Voilà trois ans, je me souviens que Frédéric Bardeau, fondateur de l’entreprise sociale Simplon, qui donne des cours gratuits au numérique, annonçait vouloir transmettre son entreprise à une fondation. Quelques jours plus tard, Jean Moreau, fondateur de l’entreprise sociale Phénix, qui lutte contre le gaspillage alimentaire, me disait que cette position était pour lui un non-sens. Nous voici trois ans plus tard. Frédéric Bardeau a créé la Simplon Foundation – qui n’est pas une fondation actionnaire, mais un fonds de dotation – pour lutter contre l’exclusion numérique et sociale. Jean Moreau, lui, vient d’annoncer la semaine dernière la réussite d’une nouvelle levée de fonds de 15 millions d’euros pour se développer à l’international. Car la croissance d’une entreprise passe toujours par une levée de capitaux.

Qu’à cela ne tienne. Les start-ups à impact seront-elles les licornes de demain, autrement dit des startups valorisées plus de 1 milliard de dollars ? C’est ce que se demandait en mai dernier l’institut Ipsos, dans une étude qui dénombrait 10.000 à 15.000 entreprises à impact en France, représentant 400.000 à 900.000 salariés pour un chiffre d’affaires de 15 à 30 milliards d’euros. Rien n’est moins sûr, en réalité.
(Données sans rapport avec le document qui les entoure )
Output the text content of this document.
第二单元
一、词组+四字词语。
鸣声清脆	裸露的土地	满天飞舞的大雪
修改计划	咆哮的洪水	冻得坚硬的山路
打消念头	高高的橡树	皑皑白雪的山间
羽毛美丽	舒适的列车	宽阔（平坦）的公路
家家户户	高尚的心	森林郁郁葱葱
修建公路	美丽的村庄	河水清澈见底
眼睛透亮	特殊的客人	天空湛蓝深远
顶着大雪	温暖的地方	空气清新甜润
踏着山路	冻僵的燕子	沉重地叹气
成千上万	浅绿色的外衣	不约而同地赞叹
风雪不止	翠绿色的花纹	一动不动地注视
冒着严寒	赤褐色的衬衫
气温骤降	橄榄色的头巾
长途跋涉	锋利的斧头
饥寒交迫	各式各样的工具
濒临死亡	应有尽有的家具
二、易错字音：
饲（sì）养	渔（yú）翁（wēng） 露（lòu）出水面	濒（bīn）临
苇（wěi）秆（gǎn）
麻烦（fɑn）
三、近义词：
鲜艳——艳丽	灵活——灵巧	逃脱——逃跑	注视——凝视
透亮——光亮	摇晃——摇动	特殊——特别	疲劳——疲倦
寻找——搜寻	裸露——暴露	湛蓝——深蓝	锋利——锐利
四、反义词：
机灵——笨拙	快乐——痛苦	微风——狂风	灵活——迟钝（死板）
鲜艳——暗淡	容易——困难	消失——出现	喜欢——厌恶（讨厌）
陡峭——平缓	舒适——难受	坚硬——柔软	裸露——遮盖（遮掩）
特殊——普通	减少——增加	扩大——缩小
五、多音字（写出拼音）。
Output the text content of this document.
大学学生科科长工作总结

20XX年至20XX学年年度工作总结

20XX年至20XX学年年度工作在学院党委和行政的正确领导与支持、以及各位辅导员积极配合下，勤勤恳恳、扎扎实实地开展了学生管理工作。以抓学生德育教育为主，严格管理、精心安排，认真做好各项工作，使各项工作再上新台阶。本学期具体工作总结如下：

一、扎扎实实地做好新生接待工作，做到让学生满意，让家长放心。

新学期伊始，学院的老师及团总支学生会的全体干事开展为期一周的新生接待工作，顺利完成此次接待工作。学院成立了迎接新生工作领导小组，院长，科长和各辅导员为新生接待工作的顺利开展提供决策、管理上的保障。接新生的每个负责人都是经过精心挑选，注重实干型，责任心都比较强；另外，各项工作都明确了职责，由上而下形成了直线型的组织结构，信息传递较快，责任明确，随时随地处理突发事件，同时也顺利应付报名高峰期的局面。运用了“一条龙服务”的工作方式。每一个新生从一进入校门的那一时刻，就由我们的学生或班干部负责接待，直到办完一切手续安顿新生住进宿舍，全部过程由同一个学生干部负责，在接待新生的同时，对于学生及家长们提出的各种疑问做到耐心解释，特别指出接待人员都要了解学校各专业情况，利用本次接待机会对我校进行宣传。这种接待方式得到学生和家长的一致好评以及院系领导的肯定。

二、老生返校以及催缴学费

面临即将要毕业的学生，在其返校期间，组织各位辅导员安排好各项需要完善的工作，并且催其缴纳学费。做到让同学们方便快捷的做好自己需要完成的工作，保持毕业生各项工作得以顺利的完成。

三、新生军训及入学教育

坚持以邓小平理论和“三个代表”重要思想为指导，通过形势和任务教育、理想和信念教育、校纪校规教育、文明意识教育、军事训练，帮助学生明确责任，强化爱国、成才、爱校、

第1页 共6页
Seules trois licornes françaises sont en effet réputées à impact positif à ce jour : Back Market, Vestiaire Collective et BlaBlaCar. Le point bloquant serait la définition elle-même des licornes, qui repose sur un critère exclusivement financier, relevait Jean Moreau, dans Les Echos.

Pour autant, l’avenir appartient assurément aux entreprises les plus engagées, celles qui sont en correspondance avec les nouvelles attentes écologiques et sociales des usagers, des consommateurs et des citoyens. Quant à la renommée et à la gloire, osons le mot, elle appartient sans nul doute aux fondateurs désintéressés et inspirants, qui décident de faire perdurer leurs ambitions par-delà les frontières du temps. Quitte à déposséder leurs enfants. Pour le bien-être de l’humanité.